Il ne faut à James Gray qu’une poignée de plans et répliques pour poser ses personnages et suggérer les rapports de force et non-dits qui existent entre eux. Le réalisateur n’a pas son pareil pour filmer les cellules familiales en crise, et le fait avec toujours autant de maestria. C’est notamment le cas lors d’une scène de repas effervescente au tout début du film. Chaque personnage y est finement caractérisé grâce à une scénographie précise et des dialogues lourds de sens. Malgré un climat relativement détendu où chacun parait libre de s’exprimer, les prémisses des changements à venir sont palpables. Sans qu’il en soit conscient, le destin de Paul est en train de se jouer alors que sa famille débat sur la possibilité le faire passer d’une école publique à un établissement privé.
La grande force du film tient dans son remarquable équilibre à faire coexister l’infiniment intime et l’universel. Le parcours de Paul a beau n’appartenir qu’à lui (et par extension à celui du cinéaste qui fait revivre une partie de ses souvenirs), chacun pourra se reconnaitre dans ce récit d’apprentissage où il n’est finalement question que de construction de soi face à différents événements de la vie (la mort d’un proche, la sévérité d’un parent ou le changement d’école…) dans un environnement social et familial pas toujours juste, voire toxique.

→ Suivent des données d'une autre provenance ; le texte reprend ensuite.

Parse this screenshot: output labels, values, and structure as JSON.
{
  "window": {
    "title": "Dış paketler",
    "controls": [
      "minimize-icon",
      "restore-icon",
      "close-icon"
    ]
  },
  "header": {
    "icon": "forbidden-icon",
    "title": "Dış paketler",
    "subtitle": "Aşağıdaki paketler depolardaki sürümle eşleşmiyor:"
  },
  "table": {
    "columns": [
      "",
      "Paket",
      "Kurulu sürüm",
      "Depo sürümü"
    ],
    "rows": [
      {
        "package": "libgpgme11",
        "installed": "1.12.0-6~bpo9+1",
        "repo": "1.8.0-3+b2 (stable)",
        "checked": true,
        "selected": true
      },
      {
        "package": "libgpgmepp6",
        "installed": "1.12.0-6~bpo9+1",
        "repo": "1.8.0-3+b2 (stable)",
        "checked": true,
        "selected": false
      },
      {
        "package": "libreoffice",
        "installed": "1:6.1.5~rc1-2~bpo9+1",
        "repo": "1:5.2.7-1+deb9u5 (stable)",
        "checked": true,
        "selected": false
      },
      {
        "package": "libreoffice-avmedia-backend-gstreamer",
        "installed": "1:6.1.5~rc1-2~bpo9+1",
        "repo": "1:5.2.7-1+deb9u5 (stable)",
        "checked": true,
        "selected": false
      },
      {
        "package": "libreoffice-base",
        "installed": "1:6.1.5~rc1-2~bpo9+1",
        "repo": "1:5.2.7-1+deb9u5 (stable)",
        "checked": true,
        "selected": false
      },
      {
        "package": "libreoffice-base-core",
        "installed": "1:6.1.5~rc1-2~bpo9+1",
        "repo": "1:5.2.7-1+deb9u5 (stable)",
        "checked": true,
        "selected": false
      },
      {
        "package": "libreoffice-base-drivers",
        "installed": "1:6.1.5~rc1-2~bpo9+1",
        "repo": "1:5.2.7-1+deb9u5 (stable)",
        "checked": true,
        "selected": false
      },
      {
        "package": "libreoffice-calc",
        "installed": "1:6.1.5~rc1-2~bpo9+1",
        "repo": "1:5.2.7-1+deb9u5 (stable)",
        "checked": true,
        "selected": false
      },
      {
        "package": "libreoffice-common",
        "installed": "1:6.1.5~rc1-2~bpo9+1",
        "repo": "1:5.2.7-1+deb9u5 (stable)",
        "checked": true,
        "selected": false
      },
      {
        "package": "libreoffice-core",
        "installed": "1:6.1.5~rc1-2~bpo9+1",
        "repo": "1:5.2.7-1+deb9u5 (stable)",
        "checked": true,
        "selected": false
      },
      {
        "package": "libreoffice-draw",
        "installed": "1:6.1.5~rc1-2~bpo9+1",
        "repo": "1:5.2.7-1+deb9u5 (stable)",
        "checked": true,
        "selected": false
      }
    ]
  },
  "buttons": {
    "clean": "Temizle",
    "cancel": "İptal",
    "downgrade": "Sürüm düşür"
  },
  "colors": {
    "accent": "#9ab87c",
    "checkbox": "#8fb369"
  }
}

La démarche a d’autant plus de force qu’elle raconte aussi quelque chose de l’Amérique d’aujourd’hui, ou plutôt comment les maux de l’Amérique actuelle ont été entérinés à une certaine époque. Les scènes prenant place dans l’école privée sont à ce titre assez sidérantes. Basées sur l’expérience réellement vécue par Gray au même âge, certaines séquences se déroulent dans l’établissement scolaire où siègent plusieurs membres de la famille Trump (dont Fred, père de Donald) au Conseil d’Administration de l’époque. Discours prônant la méritocratie, racisme latent des élèves, l’ombre d’une Amérique qui creuse l’écart social et racial entre ses citoyens est bien présent. Le fait d’appréhender ces thématiques par le regard d’un enfant subissant lui-même les tourments d’un monde personnel en pleine mutation donne au long métrage un sentiment de justesse particulièrement déchirante.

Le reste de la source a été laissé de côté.